Limiting long-term illness. Ecological inference with one binary and one continuous exposure, and combined aggregate and individual data.
Model for limiting long-term illness among men aged from 45 to 59 years in London, in terms of individual ethnicity, household income and area deprivation. Aggregate data are taken from the UK census small area statistics, and include ngr = 255 wards in London.

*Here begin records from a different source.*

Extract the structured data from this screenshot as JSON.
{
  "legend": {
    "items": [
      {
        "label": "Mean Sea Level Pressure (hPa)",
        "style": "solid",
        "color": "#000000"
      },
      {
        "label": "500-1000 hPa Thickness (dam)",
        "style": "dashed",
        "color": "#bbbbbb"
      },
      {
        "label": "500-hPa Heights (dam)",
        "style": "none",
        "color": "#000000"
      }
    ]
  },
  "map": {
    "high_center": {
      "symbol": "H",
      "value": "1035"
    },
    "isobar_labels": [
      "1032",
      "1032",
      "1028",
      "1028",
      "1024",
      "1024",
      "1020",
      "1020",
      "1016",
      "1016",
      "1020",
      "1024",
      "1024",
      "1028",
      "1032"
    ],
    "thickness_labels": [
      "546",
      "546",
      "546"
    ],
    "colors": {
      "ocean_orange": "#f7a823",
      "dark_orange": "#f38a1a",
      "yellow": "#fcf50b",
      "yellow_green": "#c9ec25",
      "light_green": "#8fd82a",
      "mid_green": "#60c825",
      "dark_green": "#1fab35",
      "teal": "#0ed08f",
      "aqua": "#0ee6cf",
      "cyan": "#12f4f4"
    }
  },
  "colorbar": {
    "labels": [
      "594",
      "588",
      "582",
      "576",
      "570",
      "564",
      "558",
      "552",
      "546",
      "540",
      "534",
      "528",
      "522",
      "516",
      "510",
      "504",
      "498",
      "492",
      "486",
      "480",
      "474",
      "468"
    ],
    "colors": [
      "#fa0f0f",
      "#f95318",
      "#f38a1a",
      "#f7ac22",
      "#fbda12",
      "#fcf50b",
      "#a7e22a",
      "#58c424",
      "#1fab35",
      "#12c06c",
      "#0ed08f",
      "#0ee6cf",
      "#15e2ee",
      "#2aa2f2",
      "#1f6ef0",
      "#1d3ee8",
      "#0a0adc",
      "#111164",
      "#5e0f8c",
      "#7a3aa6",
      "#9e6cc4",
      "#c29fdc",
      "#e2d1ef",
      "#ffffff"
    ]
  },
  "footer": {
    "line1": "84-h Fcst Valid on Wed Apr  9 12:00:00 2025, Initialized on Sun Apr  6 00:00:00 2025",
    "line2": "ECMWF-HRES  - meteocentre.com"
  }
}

Individual data are taken from the Health Survey for England, including 412 individuals in London.
model {
## ecological data
for (i in 1:ngr) {
## The number of individuals per ward reporting limiting long term illness
## is modelled as binomial, with risk py[i] constant over the area.
N.llti[i] ~ dbin(py[i], N.pop[i])
## This risk is obtained by integrating the individual level risk, firstly over the binary exposure, non-white
## ethnicity
py[i] <- p.nonwhite[i] * pnw[i] + ( 1 - p.nonwhite[i] ) * pw[i]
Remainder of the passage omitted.